Online Lecture by Kohitij Kar

Recurrent computations during visual object perception—investigating within and beyond the primate ventral stream.

Recurrent circuits are ubiquitous in the primate ventral stream, that supports core object recognition — primate’s ability to rapidly categorize objects. While recurrence has long been thought to be functionally important to visual processing, this has remained mostly a motivating idea and very difficult to mechanistically probe in the visual system; especially at the shorter time scales (<200 ms) of core object recognition. Our work has achieved three advances that help demonstrate and localize the functional importance of recurrent computations during object recognition. Advance 1: We compared primate behavior with feedforward deep convolutional neural networks. This led to the discovery of many “challenge” images that are easily categorized by primates, but not by current models.
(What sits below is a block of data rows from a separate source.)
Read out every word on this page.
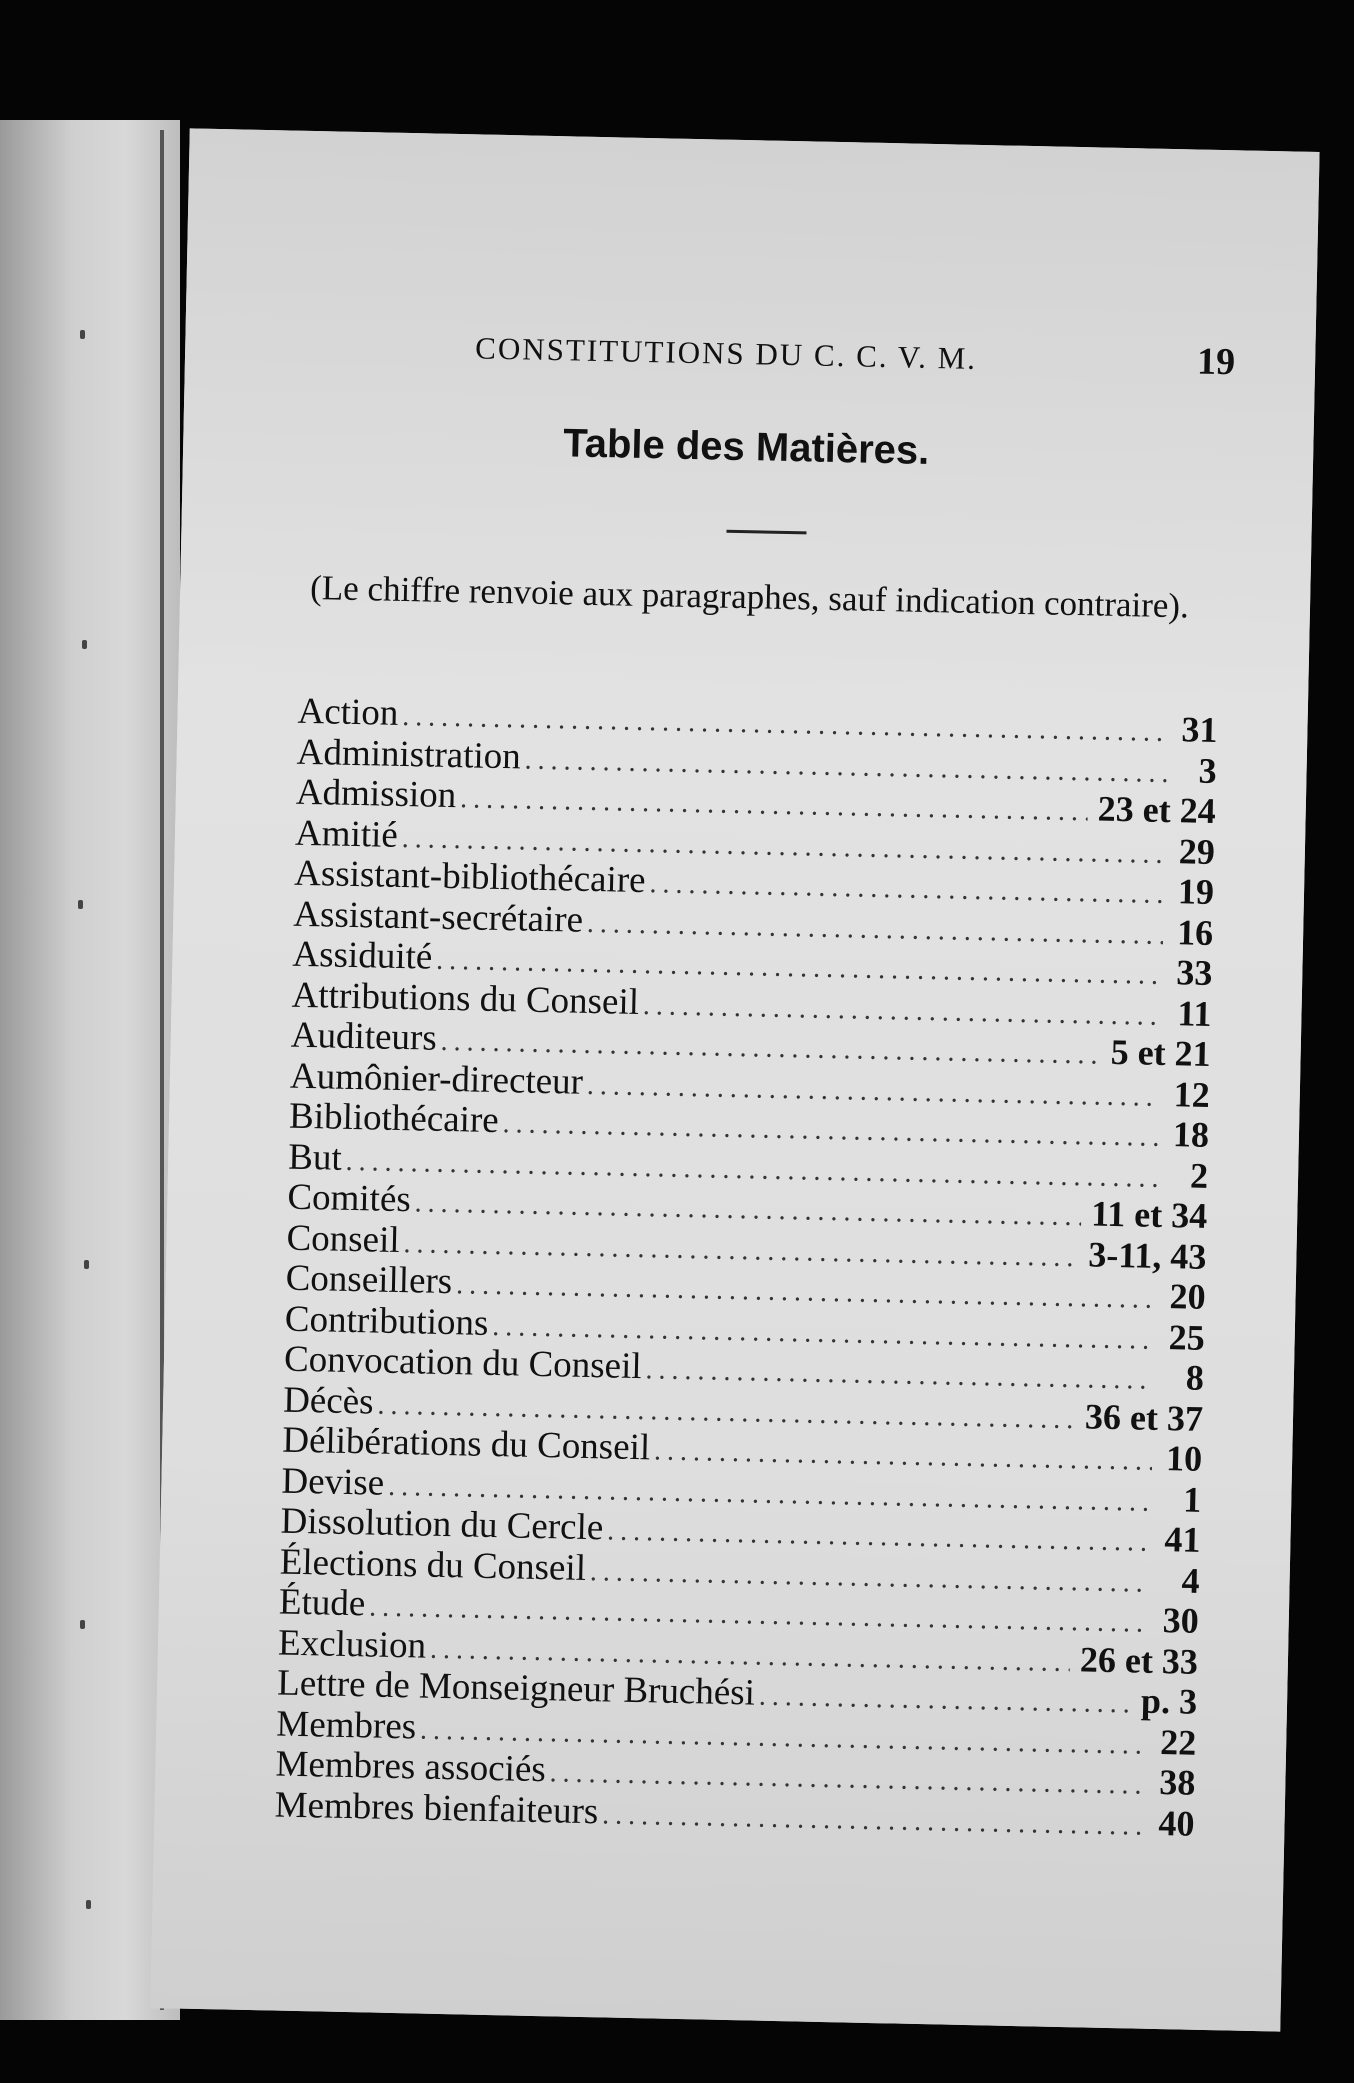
CONSTITUTIONS DU C. C. V. M.	19
Table des Matières.
(Le chiffre renvoie aux paragraphes, sauf indication contraire).
Action .....	31
Administration .....	3
Admission .....	23 et 24
Amitié .....	29
Assistant-bibliothécaire .....	19
Assistant-secrétaire .....	16
Assiduité .....	33
Attributions du Conseil .....	11
Auditeurs .....	5 et 21
Aumônier-directeur .....	12
Bibliothécaire .....	18
But .....	2
Comités .....	11 et 34
Conseil .....	3-11, 43
Conseillers .....	20
Contributions .....	25
Convocation du Conseil .....	8
Décès .....	36 et 37
Délibérations du Conseil .....	10
Devise .....	1
Dissolution du Cercle .....	41
Élections du Conseil .....	4
Étude .....	30
Exclusion .....	26 et 33
Lettre de Monseigneur Bruchési .....	p. 3
Membres .....	22
Membres associés .....	38
Membres bienfaiteurs .....	40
Further investigation into brain-based solutions for these images revealed evidence of feedback-related neural signals in the macaque IT cortex that are critical for solving these “challenge” images by the primates. However, we do not yet know which brain circuits are most responsible for these additional, recurrent computations. Advance 2: We have started probing with pharmacological inactivation whether feedback from downstream targets of IT like ventral PFC is critical during core object recognition. Advance 3: We have also begun testing an array of chemogenetic neuronal silencing strategies (via viral delivery of DREADDs) that will allow suppression of targeted recurrent circuits in the primate brain. In sum, our approach provides key architectural as well as image-level behavioral and neural constraints that will guide the next-generation recurrent models of the visual system.